The Jones Act Killed PR.

This is an article from Ojel L. Rodriguez Burgos and Ricardo Diaz. Get informed.

The 1920 Merchant Marine act better known as the Jones Act (federal statute 46 USC section 883) is a protectionist measure that regulates the domestic coastwise trade of the United States. The term “coastwise trade” has been given various interpretations by the courts, but it essentially means any voyage by water that begins at any point in the United States and delivering a type of commercial cargo to any other point in the United States1. The act mandates that any goods transported by water between ports must adhere to the following regulations2:
1. The US built ship.

  1. The US tagged ship.

  2. 75% of the crew must be US citizens.

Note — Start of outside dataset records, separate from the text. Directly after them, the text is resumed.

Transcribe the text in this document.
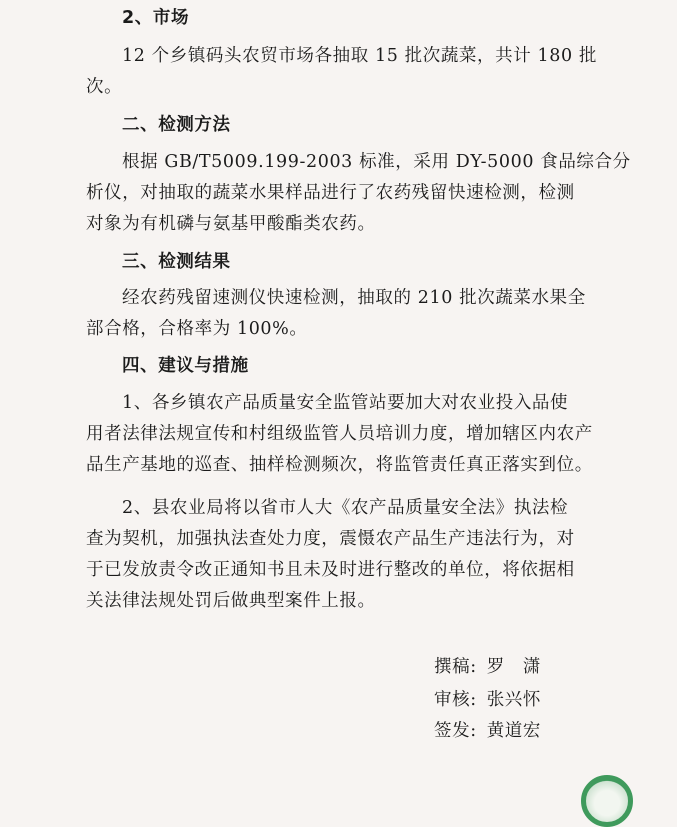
2、市场
12 个乡镇码头农贸市场各抽取 15 批次蔬菜，共计 180 批
次。
二、检测方法
根据 GB/T5009.199-2003 标准，采用 DY-5000 食品综合分
析仪，对抽取的蔬菜水果样品进行了农药残留快速检测，检测
对象为有机磷与氨基甲酸酯类农药。
三、检测结果
经农药残留速测仪快速检测，抽取的 210 批次蔬菜水果全
部合格，合格率为 100%。
四、建议与措施
1、各乡镇农产品质量安全监管站要加大对农业投入品使
用者法律法规宣传和村组级监管人员培训力度，增加辖区内农产
品生产基地的巡查、抽样检测频次，将监管责任真正落实到位。
2、县农业局将以省市人大《农产品质量安全法》执法检
查为契机，加强执法查处力度，震慑农产品生产违法行为，对
于已发放责令改正通知书且未及时进行整改的单位，将依据相
关法律法规处罚后做典型案件上报。
撰稿: 罗　潇
审核: 张兴怀
签发: 黄道宏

The Jones Act undermines the competitiveness of the Puerto Rican economy, given the strict regulations in order to transport goods within US ports. The highly touted and discussed Krueger Report commissioned by the government of Puerto Rico argued that the Puerto Rican economy badly needs structural reforms. One of the main reforms that the report recommended was a much-needed reduction in transportation costs linked to the Jones Act3, given that almost 43% of Puerto Rico’s imports come from the United States4. The high shipping costs that are attributed to the Jones Acts are due to a number of factors. First, the ships that comply with Jones Act regulations have higher operating and maintenance costs5. In 2012 the New York Federal Reserve published a report that showed that it costs $3,063 to ship a twenty-foot container of household and commercial goods from the East Coast of the United States to Puerto Rico, while the same shipment costs $1,504 if it was shipped to nearby Santo Domingo (Dominican Republic) and $1,687 if it went to Kingston (Jamaica)—destinations that are not subject to Jones Act restrictions6. The US Department of Transportation Maritime Administration also analyzed the difference in operating costs of a US versus a foreign flagged ship. The report highlighted that, on average, a US flagged ship costs $20,053 to operate per day compared to a foreign tagged ship at $7,454 per day, a difference of almost $12,0007.
Many in the maritime industry who have lobbied against an exemption to the Jones Act for Puerto Rico point to a 2013 U.S. Government Accountability Office report on the effects of the Jones Act. The report, which was vague in its conclusions, actually specifies how the act hinders business formation on the island: “Some companies operating in Puerto Rico told us that they may not purchase goods from U.S. sources because of higher transportation costs on Jones Act vessels compared to foreign-flagged vessels.”8 The maritime lobby based on the island also produced a report highlighting that, although the act increased the cost of shipping approximately $48.5 million, the benefits of the Jones Act to the island were around $120 million9. Though, to reach this counterintuitive conclusion, the report failed to take into account the hidden costs of business that never took place because of the inability to procure shipping due to the lack of availability of Jones Act-eligible ships. Although recent studies highlight the economic consequences of the act, other more comprehensive studies provide a better perspective on the effects of the act on the island’s economy. A 2003 report calculated the overall effect of the act on the Puerto Rican economy at $400 million10. A separate but more recent study also showed the overall economic effect to be around $400 million11. Even as far back as 1965, a master’s thesis study conducted by a PhD candidate at the University of Puerto Rico said that the act cost the Puerto Rican economy around $48 million (in 1965 dollars).12With a population of around 3.5 million residents, according to Pew Research,13the Jones Act costs every resident approximately $114.00 per year.